The Arkadelphia public university got into trouble by having “effectively no reserves,” Welch said. “We’ve been slowly rebuilding that, though it’s still nowhere near what it needs to be. They were really struggling from a cash flow perspective, and payroll was at risk.”
Henderson took out a $3 million line of credit to avoid falling short on any particular payday, but eventually didn't need it. “We never tapped that, though the university was behind on its payment schedules and accounts payable. We’ve been able to get caught up there,” Welch said in an hourlong phone interview.

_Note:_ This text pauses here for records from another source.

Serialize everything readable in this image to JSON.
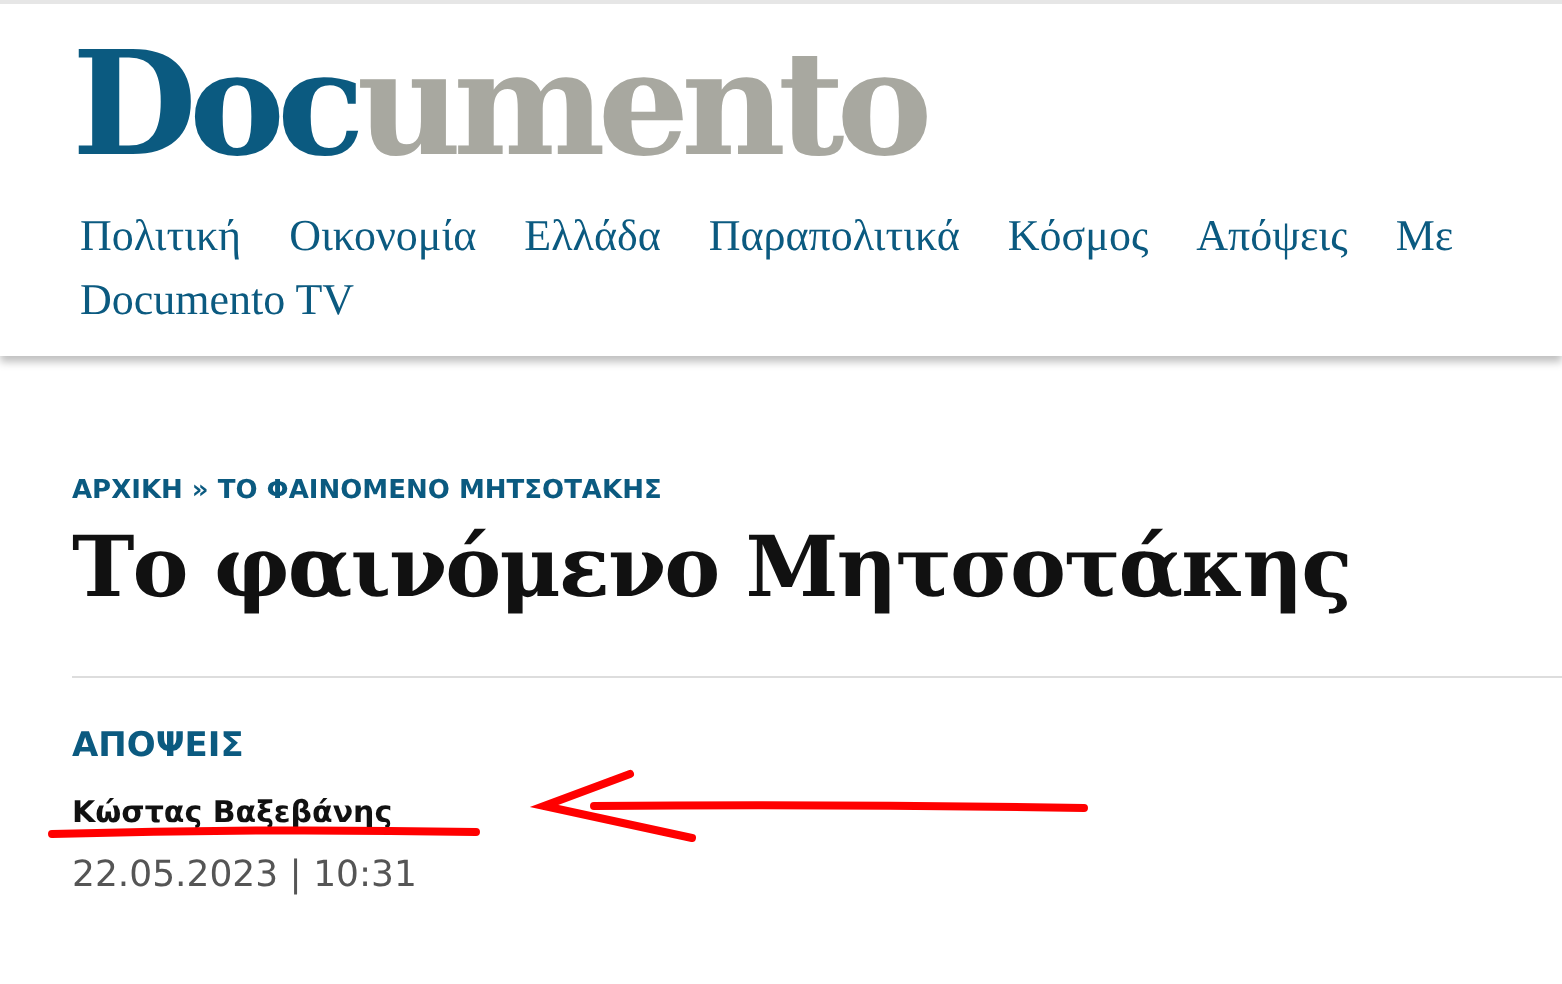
{
  "header": {
    "logo": {
      "parts": [
        {
          "text": "Doc",
          "color": "#0b5a80"
        },
        {
          "text": "umento",
          "color": "#a8a8a0"
        }
      ]
    },
    "nav_rows": [
      [
        "Πολιτική",
        "Οικονομία",
        "Ελλάδα",
        "Παραπολιτικά",
        "Κόσμος",
        "Απόψεις",
        "Με"
      ],
      [
        "Documento TV"
      ]
    ]
  },
  "article": {
    "breadcrumb": "ΑΡΧΙΚΗ » ΤΟ ΦΑΙΝΟΜΕΝΟ ΜΗΤΣΟΤΑΚΗΣ",
    "title": "Το φαινόμενο Μητσοτάκης",
    "category": "ΑΠΟΨΕΙΣ",
    "author": "Κώστας Βαξεβάνης",
    "date": "22.05.2023 | 10:31"
  }
}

On Feb. 16, Moody’s upgraded HSU’s rating from “negative” to “stable,” and noted that “joining a large state university system will be beneficial, providing for stronger fiscal oversight in addition to brand recognition.” While Henderson will keep its name, the ASU System logo will accompany its branding.
The Arkadelphia campus, which had a total enrollment of about 3,600 in 2018, slipped nearly 12% to about 3,147 last fall, costing HSU about $2 million in revenue. Henderson’s overall budget in 2019 was $69 million, but the financial cracks were evident, and the college moved to cut salaries 3% and reduce its match to retirement plans from 10% to 6%.
With HSU’s better bottom line, the ASU System has worked to restore those cuts.
Keys to a Turnaround
Moody’s foresees “more balanced operations at HSU over the long term,” the upgrade said. “Over time, we expect improvement in financial performance and stabilization of liquidity, but a steep fall 2020 enrollment decline” poses difficulties. Fall enrollment was down across the board at public colleges in Arkansas last year, following a nationwide trend.
One key to the turnaround was applying an academic cost accounting model, Welch said, using data to reduce classes drawing too few students. “We didn’t start having 200- or 300-student classes, but went from having seven students in a class to having, say, 15,” Welch said.
Henderson offered optional early retirement incentives that attracted some staffers. “As we refill those positions, or don’t fill them, we’ll look to get a little bit more right-sized,” Welch said. Henderson has a full-time faculty of 182.
The ASU System’s total operating budget this fiscal year was $348 million.
In another development, Welch has elevated Henry Torres to systemwide chief information officer, implementing management software and improving technical efficiencies at ASU’s sites in Jonesboro, Querétaro, Beebe, Mountain Home, West Memphis, Heber Springs, Searcy, Newport, Marked Tree and Malvern.
Welch was clearly pleased with the medical school partnership extension this month. Under the deal, the New York Institute of Technology College of Osteopathic Medicine will continue to partner in the school at Jonesboro’s historic Wilson Hall through 2036. The osteopathy school will also continue running the A-State Student Health Center. Terms of the deal weren’t revealed, and relevant numbers were redacted from state records released via freedom of information requests, the Arkansas Democrat-Gazette reported.
One goal for the medical school was to train and keep physicians in the Arkansas Delta, which has an acute shortage of doctors and other professionals. “Our Nursing & Health Professions College has been one of our largest academic units for many years, and that spurred some of our initial discussions on the osteopathic college,” Welch said.
The school, started in 2016, adds a new class of about 115 students per year, and by summer it will have graduated 200 doctors of osteopathic medicine. Welch called it a “formidable partnership” in addressing the Delta shortage, and noted other fruits of the relationship.
“With 650 students and employees, along with spouses and families, the medical school has had a substantial economic impact.”